U of T startup Honeybee Hub connects scientists with research study participants, making datasets more diverse and speeding the pace of discovery.

It began when Catherine Chan was looking for people to eat some pasta. As a master’s student in U of T’s Department of Nutritional Sciences, she was researching how noodles made from faba beans affect metabolic control in young adult males.

But finding participants proved difficult. “People didn’t know what opportunities existed or how rewarding it can be to take an active part in research,” says Chan. When her study was over, “the participants asked me where they could join more studies but I had no idea where to direct them.”

Now she does—to honeybeehub.io, where her startup is connecting scientists with people in the community who want to help the global research effort, in everything from vaccines and drugs to politics and tech products. Best of all, the digital approach to recruitment helps ensure a wider demographic range is represented in global research studies.

U of T Entrepreneurship helped Honeybee Hub scale up fast

“Recruitment delays and biases both limit the quality of research,” says Chan. “We wanted to change that. And beyond just supporting filling quotas, we’re also committed to building a community that will facilitate greater diversity and inclusion in research.”

As she was finishing up her master’s degree in 2018, Chan was accepted into the Techno program at the Impact Centre, one of U of T’s incubators. “I did market research with them, to figure out if there was a need for this,” says Chan. “Techno gave us great insights to get started.”

The Impact Centre also provided microfinancing for incorporation costs and unlimited mentorship time. “As first-time and young entrepreneurs,” says Chan, “we really need mentorship to help us make crucial decisions. The U of T mentors are so dedicated and we have conversations beyond the company to help us develop as entrepreneurs and people.”

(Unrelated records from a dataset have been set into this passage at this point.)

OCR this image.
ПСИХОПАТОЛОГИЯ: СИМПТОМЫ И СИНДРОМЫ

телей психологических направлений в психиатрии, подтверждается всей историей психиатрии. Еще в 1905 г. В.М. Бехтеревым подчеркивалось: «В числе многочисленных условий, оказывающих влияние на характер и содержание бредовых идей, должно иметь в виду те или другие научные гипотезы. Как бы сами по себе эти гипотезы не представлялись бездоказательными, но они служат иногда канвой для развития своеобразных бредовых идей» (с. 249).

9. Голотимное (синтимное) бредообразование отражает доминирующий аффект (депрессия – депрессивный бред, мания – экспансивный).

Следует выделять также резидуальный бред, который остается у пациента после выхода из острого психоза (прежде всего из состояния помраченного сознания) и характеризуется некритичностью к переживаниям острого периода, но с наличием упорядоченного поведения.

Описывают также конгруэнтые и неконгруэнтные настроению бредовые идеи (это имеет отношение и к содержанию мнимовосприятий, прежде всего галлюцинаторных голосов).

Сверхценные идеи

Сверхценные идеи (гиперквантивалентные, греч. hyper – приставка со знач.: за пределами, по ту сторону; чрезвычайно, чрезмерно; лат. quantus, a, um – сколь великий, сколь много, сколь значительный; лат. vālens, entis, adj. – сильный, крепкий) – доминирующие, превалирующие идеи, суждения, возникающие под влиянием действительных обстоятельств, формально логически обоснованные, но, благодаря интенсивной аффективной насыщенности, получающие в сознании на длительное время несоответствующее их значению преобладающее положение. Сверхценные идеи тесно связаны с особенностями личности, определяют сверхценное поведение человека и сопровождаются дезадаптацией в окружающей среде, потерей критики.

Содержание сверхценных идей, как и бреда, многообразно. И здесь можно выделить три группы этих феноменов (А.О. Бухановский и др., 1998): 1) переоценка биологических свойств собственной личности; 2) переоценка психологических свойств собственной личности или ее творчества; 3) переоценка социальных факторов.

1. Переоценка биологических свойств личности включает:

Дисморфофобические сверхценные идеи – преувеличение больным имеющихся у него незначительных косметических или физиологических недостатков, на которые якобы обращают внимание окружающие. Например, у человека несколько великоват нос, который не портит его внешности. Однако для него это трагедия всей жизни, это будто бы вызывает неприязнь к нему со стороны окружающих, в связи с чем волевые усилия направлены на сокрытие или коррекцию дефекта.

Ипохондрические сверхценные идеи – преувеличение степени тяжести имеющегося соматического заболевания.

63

Chan and her co-founder Weiwei Li also worked with H2i, U of T’s Health Innovation Hub, from August of 2019. As they advanced from a Stage 2 to Stage 3 company, they won a $5,000 grant from the H2i Pitch Perfect Competition, benefited from targeted advice via the accelerator’s course offerings and enjoyed monthly one-on-one mentorship. Funding for Honeybee ramped up in 2020 with a $10,000 Origin Grant, followed by a $50,000 investment from former colleagues who believe in Chan and Li’s mission.

“Our mentors really helped with the growth of the company,” says Chan. “For example, they facilitated a lot of connections and also helped us to get the lingo right to reach customers investing in the health space. And H2i connected us with a lawyer to get our privacy policy and terms and conditions done.”

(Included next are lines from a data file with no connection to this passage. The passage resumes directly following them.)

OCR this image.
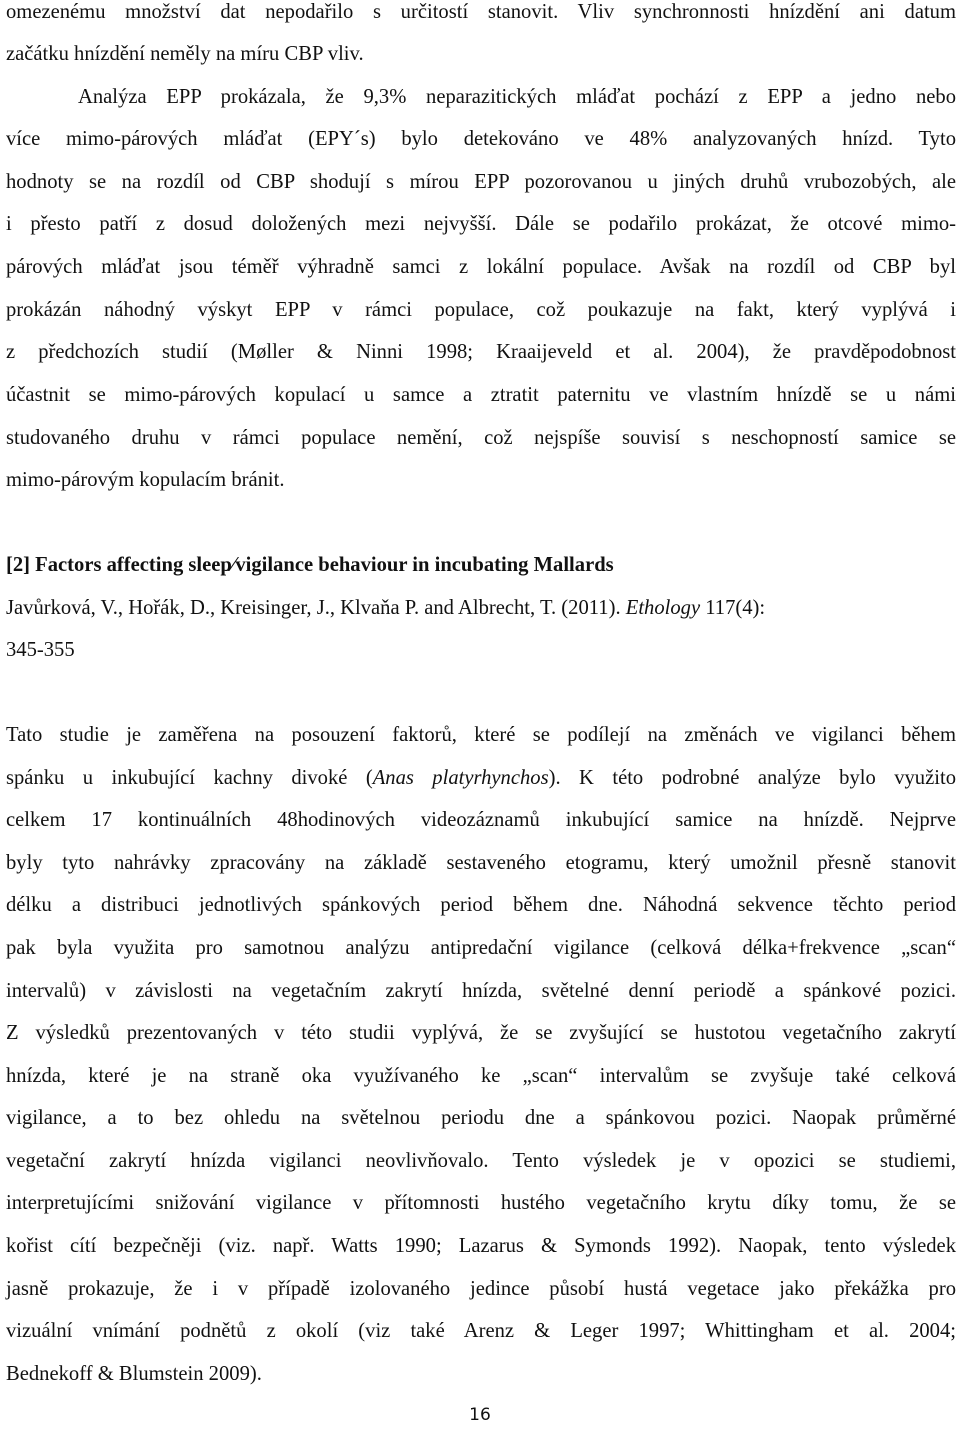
omezenému množství dat nepodařilo s určitostí stanovit. Vliv synchronnosti hnízdění ani datum
začátku hnízdění neměly na míru CBP vliv.
Analýza EPP prokázala, že 9,3% neparazitických mláďat pochází z EPP a jedno nebo
více mimo-párových mláďat (EPY´s) bylo detekováno ve 48% analyzovaných hnízd. Tyto
hodnoty se na rozdíl od CBP shodují s mírou EPP pozorovanou u jiných druhů vrubozobých, ale
i přesto patří z dosud doložených mezi nejvyšší. Dále se podařilo prokázat, že otcové mimo-
párových mláďat jsou téměř výhradně samci z lokální populace. Avšak na rozdíl od CBP byl
prokázán náhodný výskyt EPP v rámci populace, což poukazuje na fakt, který vyplývá i
z předchozích studií (Møller & Ninni 1998; Kraaijeveld et al. 2004), že pravděpodobnost
účastnit se mimo-párových kopulací u samce a ztratit paternitu ve vlastním hnízdě se u námi
studovaného druhu v rámci populace nemění, což nejspíše souvisí s neschopností samice se
mimo-párovým kopulacím bránit.
[2] Factors affecting sleep⁄vigilance behaviour in incubating Mallards
Javůrková, V., Hořák, D., Kreisinger, J., Klvaňa P. and Albrecht, T. (2011). Ethology 117(4):
345-355
Tato studie je zaměřena na posouzení faktorů, které se podílejí na změnách ve vigilanci během
spánku u inkubující kachny divoké (Anas platyrhynchos). K této podrobné analýze bylo využito
celkem 17 kontinuálních 48hodinových videozáznamů inkubující samice na hnízdě. Nejprve
byly tyto nahrávky zpracovány na základě sestaveného etogramu, který umožnil přesně stanovit
délku a distribuci jednotlivých spánkových period během dne. Náhodná sekvence těchto period
pak byla využita pro samotnou analýzu antipredační vigilance (celková délka+frekvence „scan“
intervalů) v závislosti na vegetačním zakrytí hnízda, světelné denní periodě a spánkové pozici.
Z výsledků prezentovaných v této studii vyplývá, že se zvyšující se hustotou vegetačního zakrytí
hnízda, které je na straně oka využívaného ke „scan“ intervalům se zvyšuje také celková
vigilance, a to bez ohledu na světelnou periodu dne a spánkovou pozici. Naopak průměrné
vegetační zakrytí hnízda vigilanci neovlivňovalo. Tento výsledek je v opozici se studiemi,
interpretujícími snižování vigilance v přítomnosti hustého vegetačního krytu díky tomu, že se
kořist cítí bezpečněji (viz. např. Watts 1990; Lazarus & Symonds 1992). Naopak, tento výsledek
jasně prokazuje, že i v případě izolovaného jedince působí hustá vegetace jako překážka pro
vizuální vnímání podnětů z okolí (viz také Arenz & Leger 1997; Whittingham et al. 2004;
Bednekoff & Blumstein 2009).
16
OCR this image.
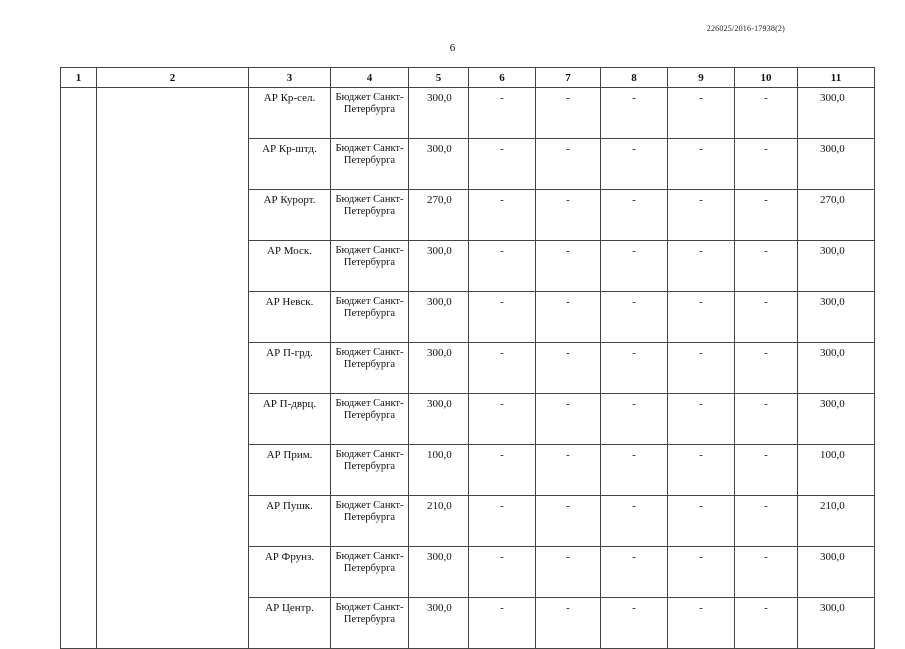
226025/2016-17938(2)
6
1	2	3	4	5	6	7	8	9	10	11
		АР Кр-сел.	Бюджет Санкт-Петербурга	300,0	-	-	-	-	-	300,0
		АР Кр-штд.	Бюджет Санкт-Петербурга	300,0	-	-	-	-	-	300,0
		АР Курорт.	Бюджет Санкт-Петербурга	270,0	-	-	-	-	-	270,0
		АР Моск.	Бюджет Санкт-Петербурга	300,0	-	-	-	-	-	300,0
		АР Невск.	Бюджет Санкт-Петербурга	300,0	-	-	-	-	-	300,0
		АР П-грд.	Бюджет Санкт-Петербурга	300,0	-	-	-	-	-	300,0
		АР П-дврц.	Бюджет Санкт-Петербурга	300,0	-	-	-	-	-	300,0
		АР Прим.	Бюджет Санкт-Петербурга	100,0	-	-	-	-	-	100,0
		АР Пушк.	Бюджет Санкт-Петербурга	210,0	-	-	-	-	-	210,0
		АР Фрунз.	Бюджет Санкт-Петербурга	300,0	-	-	-	-	-	300,0
		АР Центр.	Бюджет Санкт-Петербурга	300,0	-	-	-	-	-	300,0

“Being a part of the U of T Entrepreneurship network also allowed us to qualify for ONRamp office space,” adds Chan. “As an infant stage startup, to be immersed in an ecosystem with like-minded people and other founders helped us build connections and friendships.”

Finding research study participants plays a key role in the COVID-19 response and racial equality efforts

Chan and Li launched their web portal and mobile app in 2019. The service “creates a community where people can discover opportunities,” says Chan. “People can often participate right on their phone.”

The portal lists global research studies, tagging them according to categories. The types of study featured range from clinical trials in medicine to surveys and projects developing products, services and regulations.

When the coronavirus pandemic hit in early 2020, Honeybee added dedicated COVID-19 areas. “The events of 2020 brought about rapid change at a global scale, shedding light on the power of health research and the importance of research participation,” Chan says. Over the year, Honeybee supported more than 400 labs and institutions in three countries, for both COVID-19 and other studies. “After the first lockdown happened, a lot of health research was significantly delayed,” she says. “We’ve helped a lot of these researchers get back on their feet with the right tools to recruit for online studies.”

“While recruiting fast is important, we can’t afford to be sloppy and non-inclusive,” says Chan. “Because research is the starting point in the creation of products, services and policies that affect us all, it’s so important to have a data set that represents our entire community.”

“Our mission includes attracting more diverse groups and people to consider research participation, even if they have never tried it before.”